We therefore need other strategies in our toolkit to speed up the process of getting reliable answers. A strategy may be considered useful if it can satisfy the following principles: 1) it is better than separate single-arm phase 2 trials in deciding whether to continue testing a new treatment; 2) it will test many new promising treatments at the same time so that the probability of finding a successful new treatment is increased; 3) it has the potential to discontinue unpromising arms quickly and reliably; and 4) it bases major decisions on randomized evidence.
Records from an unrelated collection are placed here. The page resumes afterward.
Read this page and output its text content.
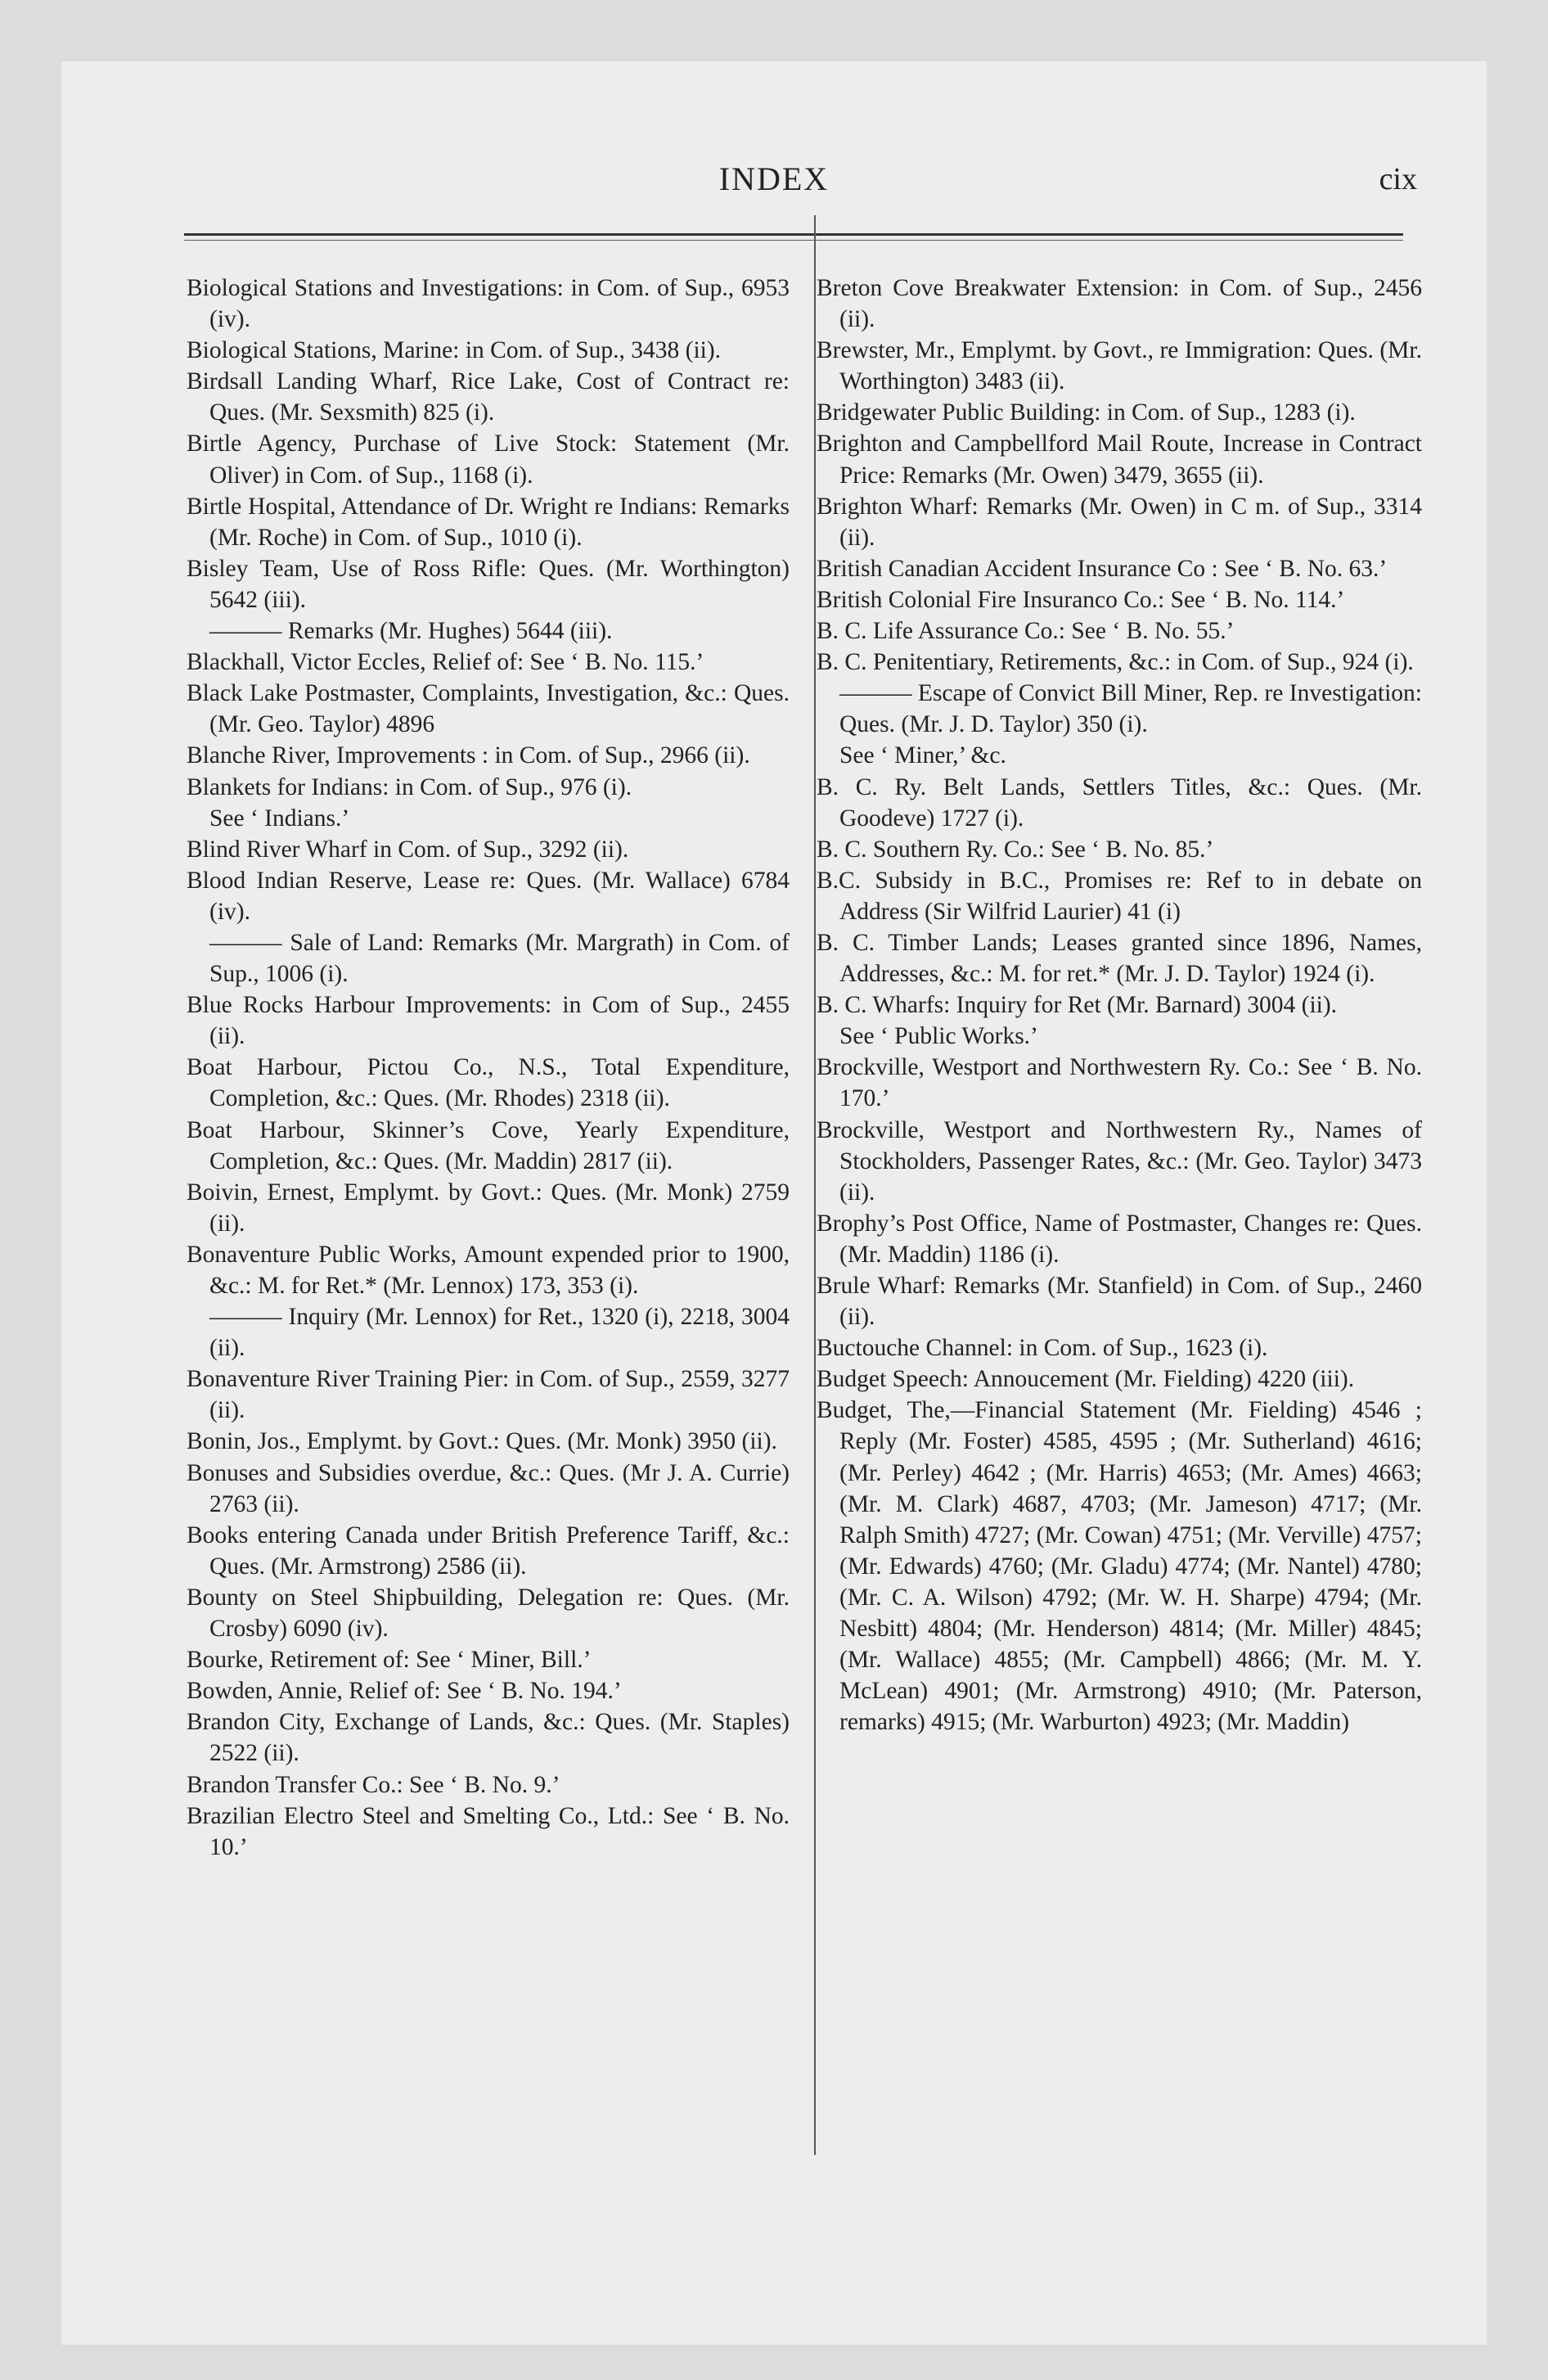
INDEX	cix
Biological Stations and Investigations: in Com. of Sup., 6953 (iv).
Biological Stations, Marine: in Com. of Sup., 3438 (ii).
Birdsall Landing Wharf, Rice Lake, Cost of Contract re: Ques. (Mr. Sexsmith) 825 (i).
Birtle Agency, Purchase of Live Stock: Statement (Mr. Oliver) in Com. of Sup., 1168 (i).
Birtle Hospital, Attendance of Dr. Wright re Indians: Remarks (Mr. Roche) in Com. of Sup., 1010 (i).
Bisley Team, Use of Ross Rifle: Ques. (Mr. Worthington) 5642 (iii).
——— Remarks (Mr. Hughes) 5644 (iii).
Blackhall, Victor Eccles, Relief of: See ‘ B. No. 115.’
Black Lake Postmaster, Complaints, Investigation, &c.: Ques. (Mr. Geo. Taylor) 4896
Blanche River, Improvements : in Com. of Sup., 2966 (ii).
Blankets for Indians: in Com. of Sup., 976 (i).
See ‘ Indians.’
Blind River Wharf in Com. of Sup., 3292 (ii).
Blood Indian Reserve, Lease re: Ques. (Mr. Wallace) 6784 (iv).
——— Sale of Land: Remarks (Mr. Margrath) in Com. of Sup., 1006 (i).
Blue Rocks Harbour Improvements: in Com of Sup., 2455 (ii).
Boat Harbour, Pictou Co., N.S., Total Expenditure, Completion, &c.: Ques. (Mr. Rhodes) 2318 (ii).
Boat Harbour, Skinner’s Cove, Yearly Expenditure, Completion, &c.: Ques. (Mr. Maddin) 2817 (ii).
Boivin, Ernest, Emplymt. by Govt.: Ques. (Mr. Monk) 2759 (ii).
Bonaventure Public Works, Amount expended prior to 1900, &c.: M. for Ret.* (Mr. Lennox) 173, 353 (i).
——— Inquiry (Mr. Lennox) for Ret., 1320 (i), 2218, 3004 (ii).
Bonaventure River Training Pier: in Com. of Sup., 2559, 3277 (ii).
Bonin, Jos., Emplymt. by Govt.: Ques. (Mr. Monk) 3950 (ii).
Bonuses and Subsidies overdue, &c.: Ques. (Mr J. A. Currie) 2763 (ii).
Books entering Canada under British Preference Tariff, &c.: Ques. (Mr. Armstrong) 2586 (ii).
Bounty on Steel Shipbuilding, Delegation re: Ques. (Mr. Crosby) 6090 (iv).
Bourke, Retirement of: See ‘ Miner, Bill.’
Bowden, Annie, Relief of: See ‘ B. No. 194.’
Brandon City, Exchange of Lands, &c.: Ques. (Mr. Staples) 2522 (ii).
Brandon Transfer Co.: See ‘ B. No. 9.’
Brazilian Electro Steel and Smelting Co., Ltd.: See ‘ B. No. 10.’
Breton Cove Breakwater Extension: in Com. of Sup., 2456 (ii).
Brewster, Mr., Emplymt. by Govt., re Immigration: Ques. (Mr. Worthington) 3483 (ii).
Bridgewater Public Building: in Com. of Sup., 1283 (i).
Brighton and Campbellford Mail Route, Increase in Contract Price: Remarks (Mr. Owen) 3479, 3655 (ii).
Brighton Wharf: Remarks (Mr. Owen) in C m. of Sup., 3314 (ii).
British Canadian Accident Insurance Co : See ‘ B. No. 63.’
British Colonial Fire Insuranco Co.: See ‘ B. No. 114.’
B. C. Life Assurance Co.: See ‘ B. No. 55.’
B. C. Penitentiary, Retirements, &c.: in Com. of Sup., 924 (i).
——— Escape of Convict Bill Miner, Rep. re Investigation: Ques. (Mr. J. D. Taylor) 350 (i).
See ‘ Miner,’ &c.
B. C. Ry. Belt Lands, Settlers Titles, &c.: Ques. (Mr. Goodeve) 1727 (i).
B. C. Southern Ry. Co.: See ‘ B. No. 85.’
B.C. Subsidy in B.C., Promises re: Ref to in debate on Address (Sir Wilfrid Laurier) 41 (i)
B. C. Timber Lands; Leases granted since 1896, Names, Addresses, &c.: M. for ret.* (Mr. J. D. Taylor) 1924 (i).
B. C. Wharfs: Inquiry for Ret (Mr. Barnard) 3004 (ii).
See ‘ Public Works.’
Brockville, Westport and Northwestern Ry. Co.: See ‘ B. No. 170.’
Brockville, Westport and Northwestern Ry., Names of Stockholders, Passenger Rates, &c.: (Mr. Geo. Taylor) 3473 (ii).
Brophy’s Post Office, Name of Postmaster, Changes re: Ques. (Mr. Maddin) 1186 (i).
Brule Wharf: Remarks (Mr. Stanfield) in Com. of Sup., 2460 (ii).
Buctouche Channel: in Com. of Sup., 1623 (i).
Budget Speech: Annoucement (Mr. Fielding) 4220 (iii).
Budget, The,—Financial Statement (Mr. Fielding) 4546 ; Reply (Mr. Foster) 4585, 4595 ; (Mr. Sutherland) 4616; (Mr. Perley) 4642 ; (Mr. Harris) 4653; (Mr. Ames) 4663; (Mr. M. Clark) 4687, 4703; (Mr. Jameson) 4717; (Mr. Ralph Smith) 4727; (Mr. Cowan) 4751; (Mr. Verville) 4757; (Mr. Edwards) 4760; (Mr. Gladu) 4774; (Mr. Nantel) 4780; (Mr. C. A. Wilson) 4792; (Mr. W. H. Sharpe) 4794; (Mr. Nesbitt) 4804; (Mr. Henderson) 4814; (Mr. Miller) 4845; (Mr. Wallace) 4855; (Mr. Campbell) 4866; (Mr. M. Y. McLean) 4901; (Mr. Armstrong) 4910; (Mr. Paterson, remarks) 4915; (Mr. Warburton) 4923; (Mr. Maddin)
One approach that addresses all of the above principles is the multi-arm multi-stage (MAMS) randomized trial. In this approach, several agents are assessed simultaneously against a single control group in a randomized fashion. In the early stages of the trial, each of the experimental arms is compared in a pairwise manner with the control arm using an “intermediate” outcome measure that is required to be related to the primary outcome measure but does not have to be a true “surrogate” outcome measure [for definitions of surrogacy see (19
)]. Recruitment to experimental arms that do not show sufficient promise with the intermediate outcome measures is discontinued. Recruitment to the control arm and to the promising experimental arms continues until sufficient numbers of patients have been entered to assess the impact of the experimental treatments on the primary outcome measure.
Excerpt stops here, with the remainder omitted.